Misalnya, orang yang selalu berperan menjadi mediator di rumahnya yang penuh konflik. Atau, orang yang sedari usia muda harus mengurus anggota keluarga yang sakit. Kondisi semacam inilah yang berpotensi membentuk mereka menjadi fixer.

diajeng Mengobrol dengan Pasangan

Ilustrasi Mengobrol dengan Pasangan. (FOTO/iStockphoto)

Nah, pertanyaan yang menarik selanjutnya, apa kita betul-betul bisa menjadi fixer untuk orang lain?

Menurut Mel Robbins, pembicara dan penulis buku The Let Them Theory (2024), jawabannya adalah tidak.

Dalam satu video, Robbins menuturkan, tak seorang pun bisa berubah kecuali dia mau berubah.

Selain itu, jika kita terlalu menuntut seseorang untuk berubah, hal ini bukan tidak mungkin akan menimbulkan penolakan dari orang tersebut.

Senada dengan Mel, Psikolog Miwa juga berpendapat kita sebaiknya tidak perlu selalu berusaha memperbaiki orang lain.

“Kita berpersepsi orang lain kurang sempurna, sehingga perlu diperbaiki. Padahal, belum tentu kondisi kita secara objektif lebih baik dari dia,” ujar Miwa.

“Orang lain juga belum tentu merasa butuh perbaikan. Jika kita berusaha memperbaikinya, bisa jadi akan muncul ketegangan dan konflik dengan dia.”

Bersikeras memperbaiki orang lain bahkan juga bisa memperburuk kondisi orang yang ingin dibantu.

Masih mengutip pendapat Gooden, upaya memperbaiki seseorang akan menciptakan hubungan kodependensi, yakni kondisi emosional dan perilaku yang menyebabkan seseorang bergantung secara psikologis pada orang lain.

Misalnya, kita berusaha “memperbaiki” seorang kerabat yang pengangguran.

Kita terus-menerus merepotkan diri sendiri demi mencarikan lowongan pekerjaan untuk dia dan mengurus tetek bengek untuk persiapannya melamar kerja.

Ini bisa memberikan pesan yang keliru bahwa kerabat kita tidak perlu bertanggung jawab atas hidupnya, melainkan kita sebagai fixer yang perlu mengurusnya.

Padahal, bukan tugas kita memastikan dia mendapat pekerjaan.
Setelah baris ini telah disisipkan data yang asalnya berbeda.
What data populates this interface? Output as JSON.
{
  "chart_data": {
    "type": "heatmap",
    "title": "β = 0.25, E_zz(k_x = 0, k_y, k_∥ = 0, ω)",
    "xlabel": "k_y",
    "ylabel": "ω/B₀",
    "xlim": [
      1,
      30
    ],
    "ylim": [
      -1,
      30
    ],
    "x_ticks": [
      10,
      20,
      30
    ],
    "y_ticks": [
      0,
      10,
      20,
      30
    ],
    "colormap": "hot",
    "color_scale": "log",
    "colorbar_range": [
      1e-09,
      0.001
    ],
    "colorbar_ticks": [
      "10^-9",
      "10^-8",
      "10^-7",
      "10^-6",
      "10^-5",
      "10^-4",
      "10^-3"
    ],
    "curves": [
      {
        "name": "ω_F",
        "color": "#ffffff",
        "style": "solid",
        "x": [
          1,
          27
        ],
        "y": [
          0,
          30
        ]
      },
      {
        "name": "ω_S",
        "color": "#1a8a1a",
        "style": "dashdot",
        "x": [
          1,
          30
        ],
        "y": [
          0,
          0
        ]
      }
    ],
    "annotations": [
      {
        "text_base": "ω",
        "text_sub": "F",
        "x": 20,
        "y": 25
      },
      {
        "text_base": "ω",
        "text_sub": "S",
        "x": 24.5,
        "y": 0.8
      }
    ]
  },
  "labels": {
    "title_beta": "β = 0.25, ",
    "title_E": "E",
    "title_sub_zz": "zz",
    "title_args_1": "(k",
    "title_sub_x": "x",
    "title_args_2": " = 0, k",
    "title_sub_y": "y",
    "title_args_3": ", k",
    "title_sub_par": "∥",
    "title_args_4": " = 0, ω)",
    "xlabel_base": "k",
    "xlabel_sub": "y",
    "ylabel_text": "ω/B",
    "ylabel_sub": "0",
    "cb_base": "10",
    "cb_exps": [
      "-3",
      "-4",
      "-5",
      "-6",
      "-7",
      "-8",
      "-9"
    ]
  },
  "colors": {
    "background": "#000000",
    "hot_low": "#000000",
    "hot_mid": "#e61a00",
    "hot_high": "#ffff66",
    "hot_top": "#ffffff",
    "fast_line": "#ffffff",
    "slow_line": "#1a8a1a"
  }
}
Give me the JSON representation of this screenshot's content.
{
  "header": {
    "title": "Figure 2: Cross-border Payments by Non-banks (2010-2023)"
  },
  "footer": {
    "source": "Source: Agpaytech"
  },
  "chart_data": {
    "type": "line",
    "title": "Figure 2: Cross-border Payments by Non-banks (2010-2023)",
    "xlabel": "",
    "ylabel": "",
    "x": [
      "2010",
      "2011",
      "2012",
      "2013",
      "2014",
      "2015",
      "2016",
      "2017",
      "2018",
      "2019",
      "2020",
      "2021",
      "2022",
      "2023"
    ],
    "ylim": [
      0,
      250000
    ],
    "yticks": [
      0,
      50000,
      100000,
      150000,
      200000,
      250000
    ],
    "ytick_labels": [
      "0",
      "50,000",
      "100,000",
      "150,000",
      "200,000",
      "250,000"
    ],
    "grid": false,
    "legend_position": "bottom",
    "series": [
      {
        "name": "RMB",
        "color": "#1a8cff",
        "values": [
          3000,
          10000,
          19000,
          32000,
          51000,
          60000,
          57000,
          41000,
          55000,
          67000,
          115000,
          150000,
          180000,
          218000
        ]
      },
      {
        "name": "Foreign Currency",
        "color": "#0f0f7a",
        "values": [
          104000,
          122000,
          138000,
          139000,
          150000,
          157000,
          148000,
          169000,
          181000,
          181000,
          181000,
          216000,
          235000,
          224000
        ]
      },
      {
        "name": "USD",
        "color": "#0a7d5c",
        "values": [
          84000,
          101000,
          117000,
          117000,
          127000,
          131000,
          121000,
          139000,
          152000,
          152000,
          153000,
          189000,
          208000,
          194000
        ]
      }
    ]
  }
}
Setiap orang bertanggung jawab atas diri sendiri.

Setiap orang perlu belajar mengembangkan keterampilan untuk mengatasi masalah hidup masing-masing—entah itu mencari pekerjaan, melatih cara berkomunikasi, atau bahkan pergi ke psikolog untuk menyelesaikan trauma masa lalu.

Dengan bersikeras menjadi fixer, kita bisa jadi malah “merampas” kesempatan orang lain untuk berproses dan belajar.
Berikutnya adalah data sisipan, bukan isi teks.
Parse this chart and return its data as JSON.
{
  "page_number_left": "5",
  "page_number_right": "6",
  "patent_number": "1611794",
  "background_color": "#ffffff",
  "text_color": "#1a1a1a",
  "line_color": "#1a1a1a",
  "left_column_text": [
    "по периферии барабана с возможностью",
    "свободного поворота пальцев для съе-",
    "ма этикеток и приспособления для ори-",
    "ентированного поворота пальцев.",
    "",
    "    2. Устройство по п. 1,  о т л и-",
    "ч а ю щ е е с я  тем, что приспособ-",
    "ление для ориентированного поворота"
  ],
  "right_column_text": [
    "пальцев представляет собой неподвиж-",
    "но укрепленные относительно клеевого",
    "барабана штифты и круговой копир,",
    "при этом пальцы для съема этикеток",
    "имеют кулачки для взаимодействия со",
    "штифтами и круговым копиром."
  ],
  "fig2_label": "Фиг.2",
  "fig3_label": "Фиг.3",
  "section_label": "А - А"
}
“Apabila kita terkenal sebagai orang yang selalu ingin memperbaiki orang lain tanpa diminta, kita malah akan mendapat stigma sebagai individu yang sulit, egois, dan tidak bisa menghargai orang lain. Akibatnya, orang lain enggan mendekati kita sehingga kita tak diterima secara sosial,” pungkas Miwa.

Maka dari itu, seberapa pun kita merasa “gemas” terhadap situasi yang dihadapi orang lain, cobalah untuk mempertimbangkan baik-baik sebelum memutuskan bertindak sebagai fixer untuknya. Setuju?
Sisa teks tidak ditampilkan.